As a young teen I did get dragged to Jaws and An American Werewolf in London – and I have spent a lifetime trying to get over them. Not only were the old B&W films visually a stark contrast to those technicolor nightmares, but for me they were perfect worlds.
So its no wonder that photos like this one of my grandmother Mitzi with some the cast of David Copperfield, make me wish I could do the improbable and not only travel back in time, but do so while not messing up the generational continuum. After all, I need my grandmother to marry my grandfather a few years after this picture or I can’t be here writing this post!

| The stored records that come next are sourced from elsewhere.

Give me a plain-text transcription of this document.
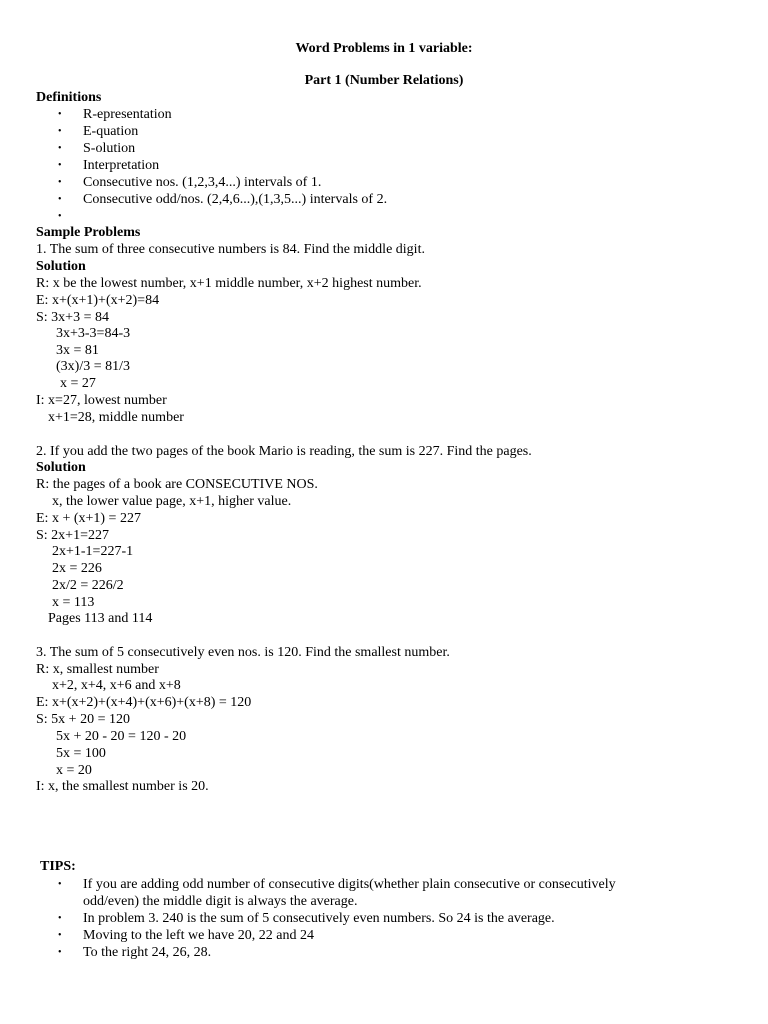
Word Problems in 1 variable:
Part 1 (Number Relations)
Definitions
• R-epresentation
• E-quation
• S-olution
• Interpretation
• Consecutive nos. (1,2,3,4...) intervals of 1.
• Consecutive odd/nos. (2,4,6...),(1,3,5...) intervals of 2.
•
Sample Problems
1. The sum of three consecutive numbers is 84. Find the middle digit.
Solution
R: x be the lowest number, x+1 middle number, x+2 highest number.
E: x+(x+1)+(x+2)=84
S: 3x+3 = 84
3x+3-3=84-3
3x = 81
(3x)/3 = 81/3
x = 27
I: x=27, lowest number
x+1=28, middle number
2. If you add the two pages of the book Mario is reading, the sum is 227. Find the pages.
Solution
R: the pages of a book are CONSECUTIVE NOS.
x, the lower value page, x+1, higher value.
E: x + (x+1) = 227
S: 2x+1=227
2x+1-1=227-1
2x = 226
2x/2 = 226/2
x = 113
Pages 113 and 114
3. The sum of 5 consecutively even nos. is 120. Find the smallest number.
R: x, smallest number
x+2, x+4, x+6 and x+8
E: x+(x+2)+(x+4)+(x+6)+(x+8) = 120
S: 5x + 20 = 120
5x + 20 - 20 = 120 - 20
5x = 100
x = 20
I: x, the smallest number is 20.
TIPS:
• If you are adding odd number of consecutive digits(whether plain consecutive or consecutively
odd/even) the middle digit is always the average.
• In problem 3. 240 is the sum of 5 consecutively even numbers. So 24 is the average.
• Moving to the left we have 20, 22 and 24
• To the right 24, 26, 28.
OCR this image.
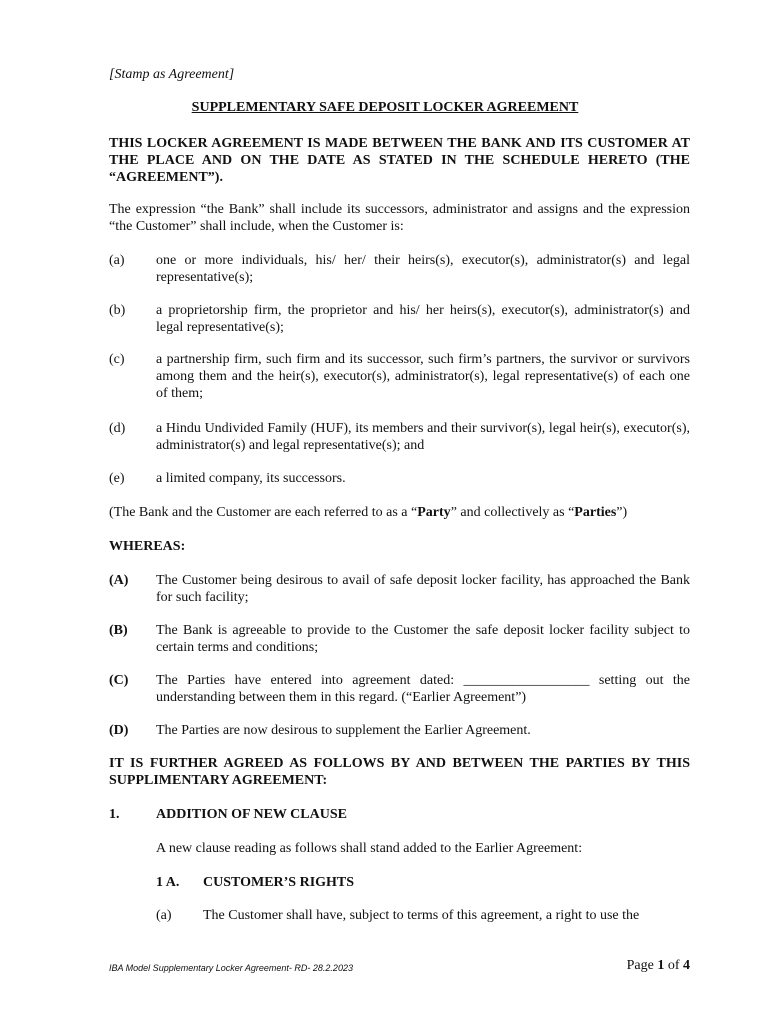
[Stamp as Agreement]
SUPPLEMENTARY SAFE DEPOSIT LOCKER AGREEMENT
THIS LOCKER AGREEMENT IS MADE BETWEEN THE BANK AND ITS CUSTOMER AT THE PLACE AND ON THE DATE AS STATED IN THE SCHEDULE HERETO (THE “AGREEMENT”).
The expression “the Bank” shall include its successors, administrator and assigns and the expression “the Customer” shall include, when the Customer is:
(a) one or more individuals, his/ her/ their heirs(s), executor(s), administrator(s) and legal representative(s);
(b) a proprietorship firm, the proprietor and his/ her heirs(s), executor(s), administrator(s) and legal representative(s);
(c) a partnership firm, such firm and its successor, such firm’s partners, the survivor or survivors among them and the heir(s), executor(s), administrator(s), legal representative(s) of each one of them;
(d) a Hindu Undivided Family (HUF), its members and their survivor(s), legal heir(s), executor(s), administrator(s) and legal representative(s); and
(e) a limited company, its successors.
(The Bank and the Customer are each referred to as a “Party” and collectively as “Parties”)
WHEREAS:
(A) The Customer being desirous to avail of safe deposit locker facility, has approached the Bank for such facility;
(B) The Bank is agreeable to provide to the Customer the safe deposit locker facility subject to certain terms and conditions;
(C) The Parties have entered into agreement dated: __________________ setting out the understanding between them in this regard. (“Earlier Agreement”)
(D) The Parties are now desirous to supplement the Earlier Agreement.
IT IS FURTHER AGREED AS FOLLOWS BY AND BETWEEN THE PARTIES BY THIS SUPPLIMENTARY AGREEMENT:
1.	ADDITION OF NEW CLAUSE
A new clause reading as follows shall stand added to the Earlier Agreement:
1 A. CUSTOMER’S RIGHTS
(a) The Customer shall have, subject to terms of this agreement, a right to use the
IBA Model Supplementary Locker Agreement- RD- 28.2.2023	Page 1 of 4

All other personal connections aside, who wouldn’t love this photo with Frank Lawton staring adoringly at my beautiful grandmother; Roland Young wryly observing it all; while beautiful Madge Evans, the uber professional, sits calmly doing what she should be doing – posing for the camera. This photo, along with my grandmother’s reportage, would have featured in an issue of Variety or Photoplay. Though with the hilarious expressions, I wonder if it ever was published before now – 78 years later.
As I share each one of Mitzi’s photos I’ve gotten closer to why they matter to me so much – they are one dimensional bridges to their moving counterparts. Is it any surprise at all that Eadweard Muybridge is a hero of mine?
David Copperfield, released in 1935 was directed by George Cukor, produced by David O Selznick and the screenplay written by Howard Estabrook, with Hugh Walpole and Lenore Coffee. It starred WC Fields, Lionel Barrymore and Freddie Bartholomew and was nominated for three Academy Awards, including the Academy Award for Best Picture (losing out to Mutiny on the Bounty), Best Film Editing, and Best Assistant Director.